When I interviewed the mother, I learned that the baby sustained second degree burns on her back and legs first noticed during her previous hospital admission. The doctors felt that a heating blanket probably malfunctioned and overheated and caused the burn. On my examination, the baby’s lower left back showed a scar which was slightly red and well healed, consistent with the history of the second-degree burn. A neurological exam revealed generalized hypotonia (decreased muscle tone) and also an absence of the deep tendon reflexes, which is the response elicited when your doctor hits your knee with a reflex hammer. Additionally, her tongue was unusually smooth.
There are about a dozen disorders that could lead to absent or decreased reflexes in childhood. One of them which affect persons of Ashkenazi Jewish descent and which presents in infancy is known as familial dysautonomia (Riley-Day Syndrome). The incidence of this autosomal recessive disorder is about 1 in 3,600 live births and approximately 1 in 30 persons is a carrier. The defective gene has been mapped to the 9q31-33 locus.
Patients with this disorder have abnormal or reduced numbers of nerve fibers that usually carry pain, temperature and taste sensations. They also have a smooth tongue. Infants with familial dysautonomia present with poor sucking and swallowing, occasional vomiting and aspiration pneumonia. Breath-holding spells are common, followed by fainting and cyanosis, and various neurological defects. Walking is delayed and clumsy, probably because of poor sensory feedback from muscle spindles. Of significance is that when these children cry, tears are absent. Seizures are also common.
There are many specific tests to help make the diagnosis, including Amniocentesis. Genetic counseling is readily available for patients and their families.
Currently, treatment is symptomatic with certain medications that control temperature and blood pressure as well as seizures
Because of better therapy, over 40% of surviving patients are over 20 years of age. It still remains, however, a progressive and life-threatening disorder. Genetic treatment is not yet available but there are many clinical trials currently underway to correct the underlying abnormality.
In the meantime, however, Dr. Lorenz Studer from Sloan-Kettering in New York recently extracted reprogrammed or induced pluripotential cells (able to become any cell type in the adult body) from patients with familial dysautonomia and grew them in the laboratory in Petri dishes, which recapitulated the abnormalities seen in the patients.

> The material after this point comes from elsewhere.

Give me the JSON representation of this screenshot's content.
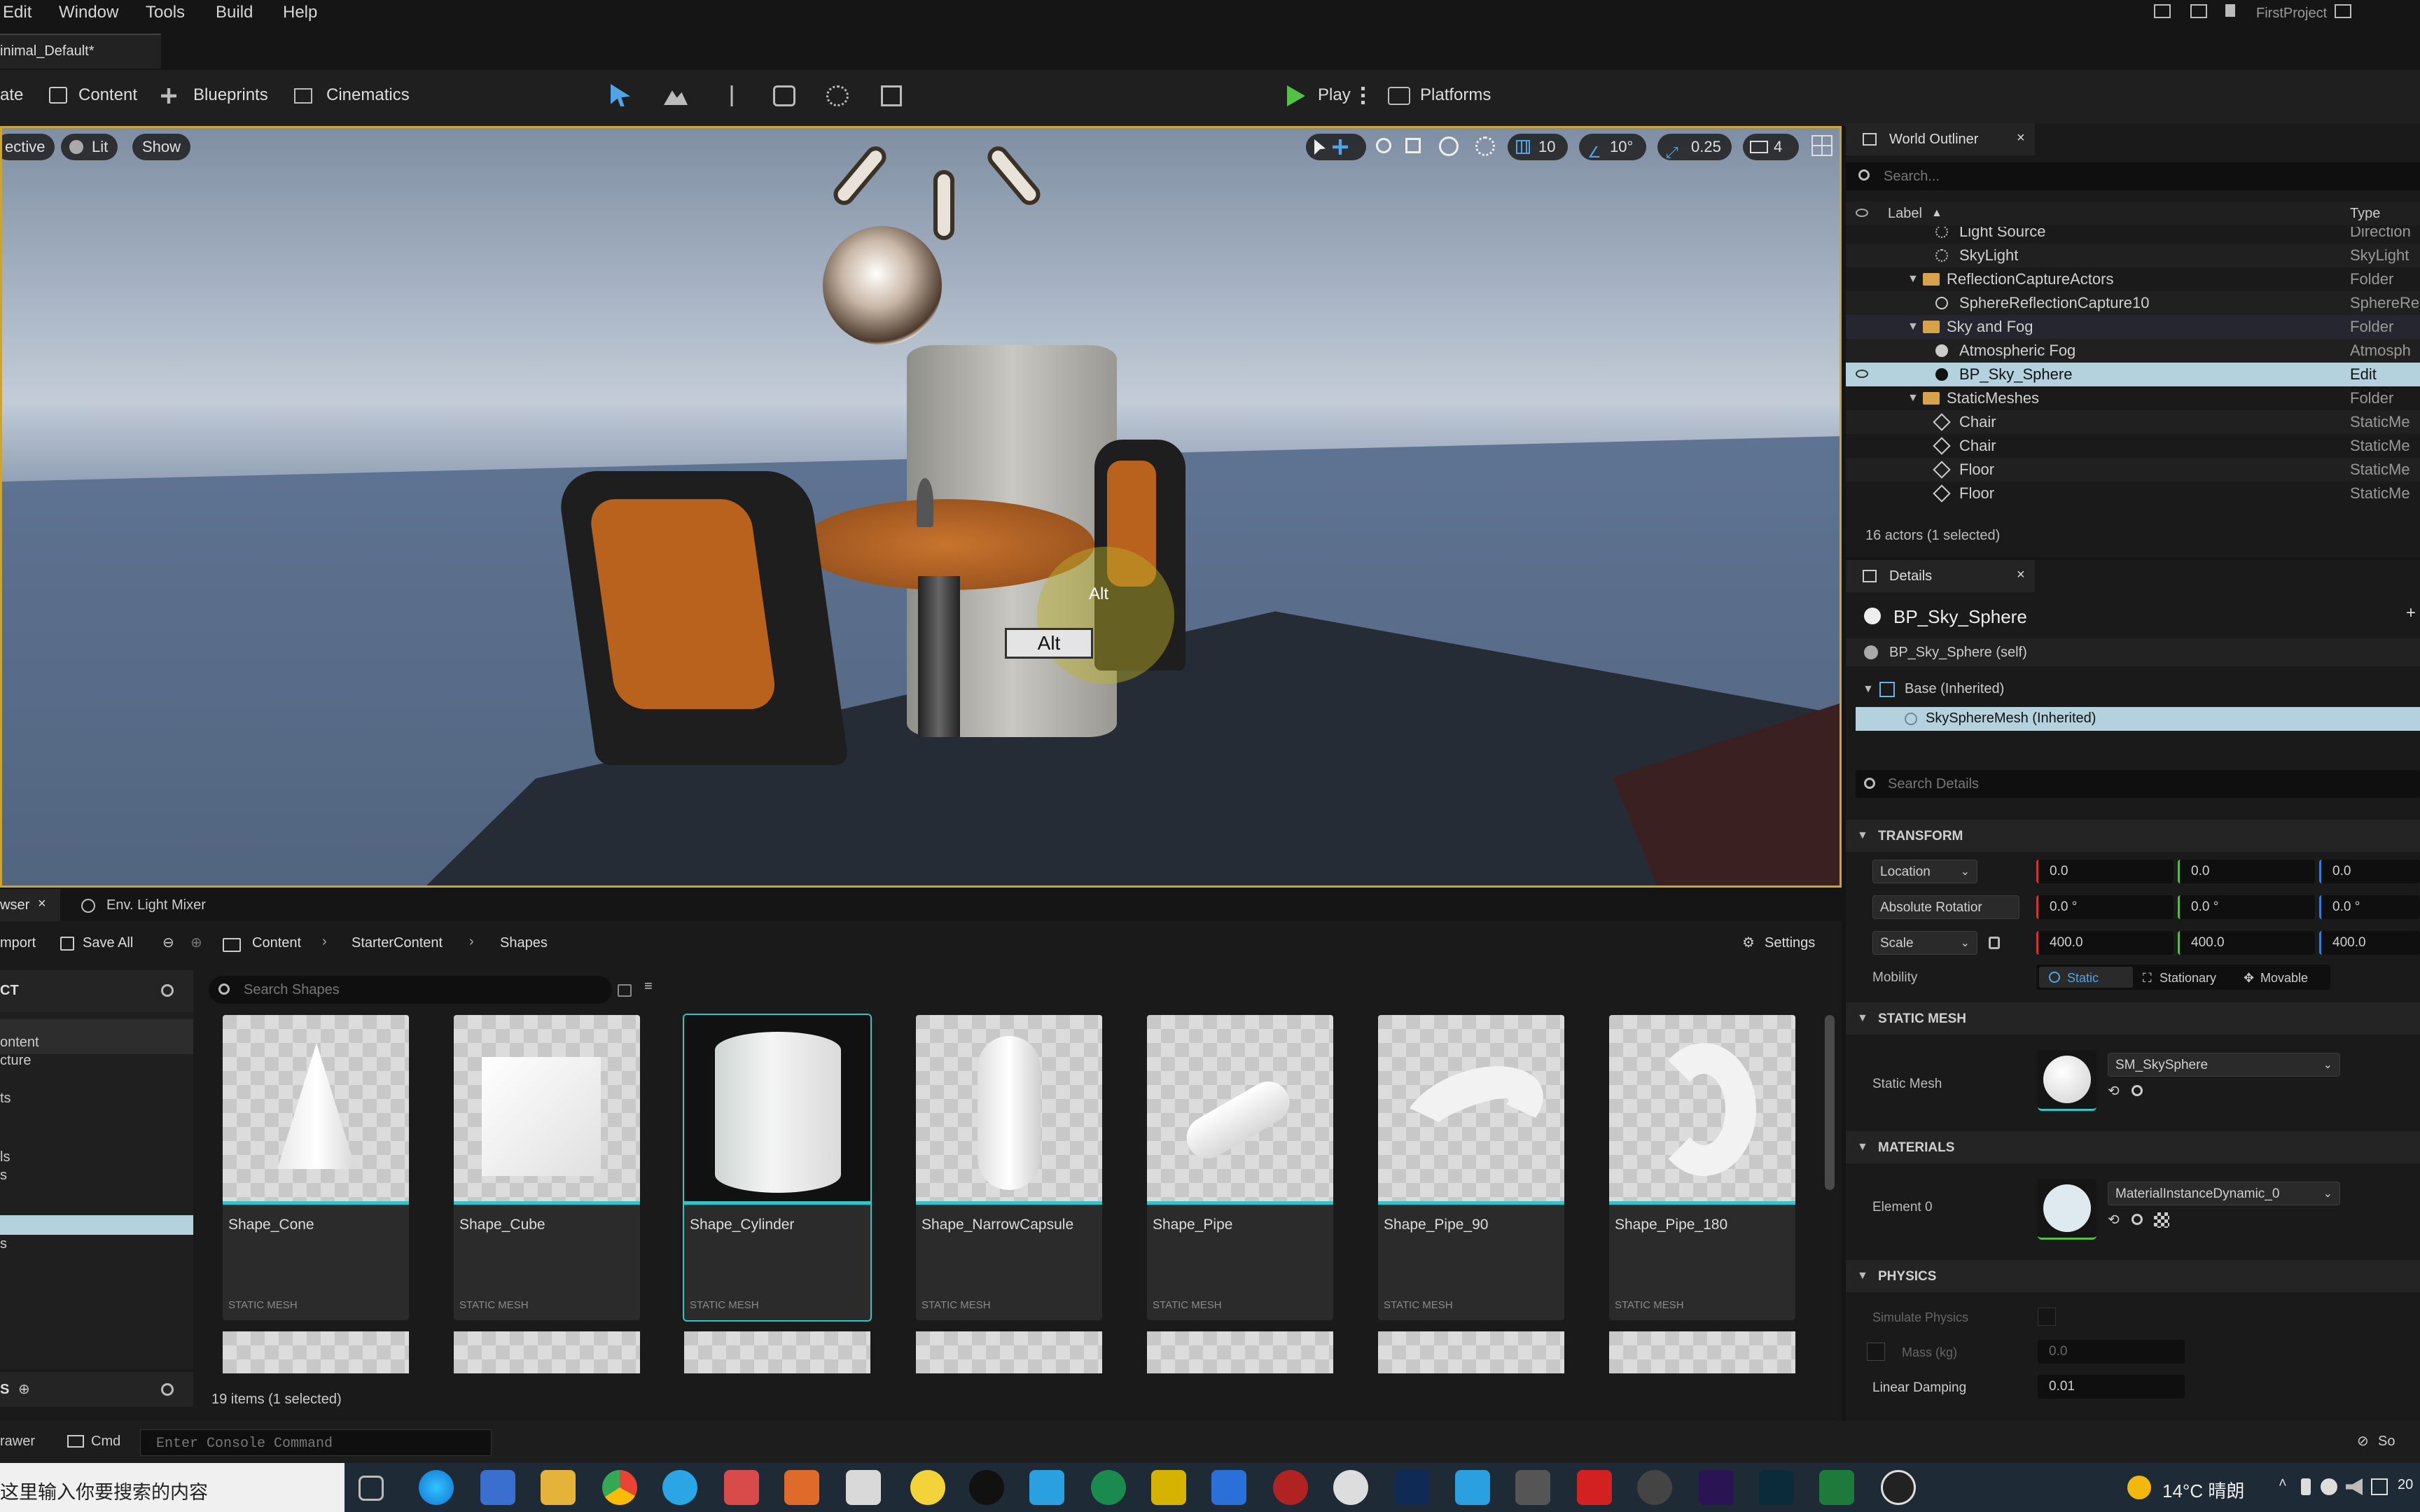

Now the doctor can experiment with medications and other therapies in an attempt to cure the disease without harming the patient.
My patient most likely developed second-degree burns on the heating blanket because she did not feel pain when the burn began and did not cry to alert the nurses or her mother that something was wrong. Her poor feeding, sucking and swallowing, along with her bouts of vomiting, were not signs of infection but rather a familial dysautonomia. The absent reflexes and the smooth tongue, along with her Ashkenazi Jewish background, were practically diagnostic for this syndrome.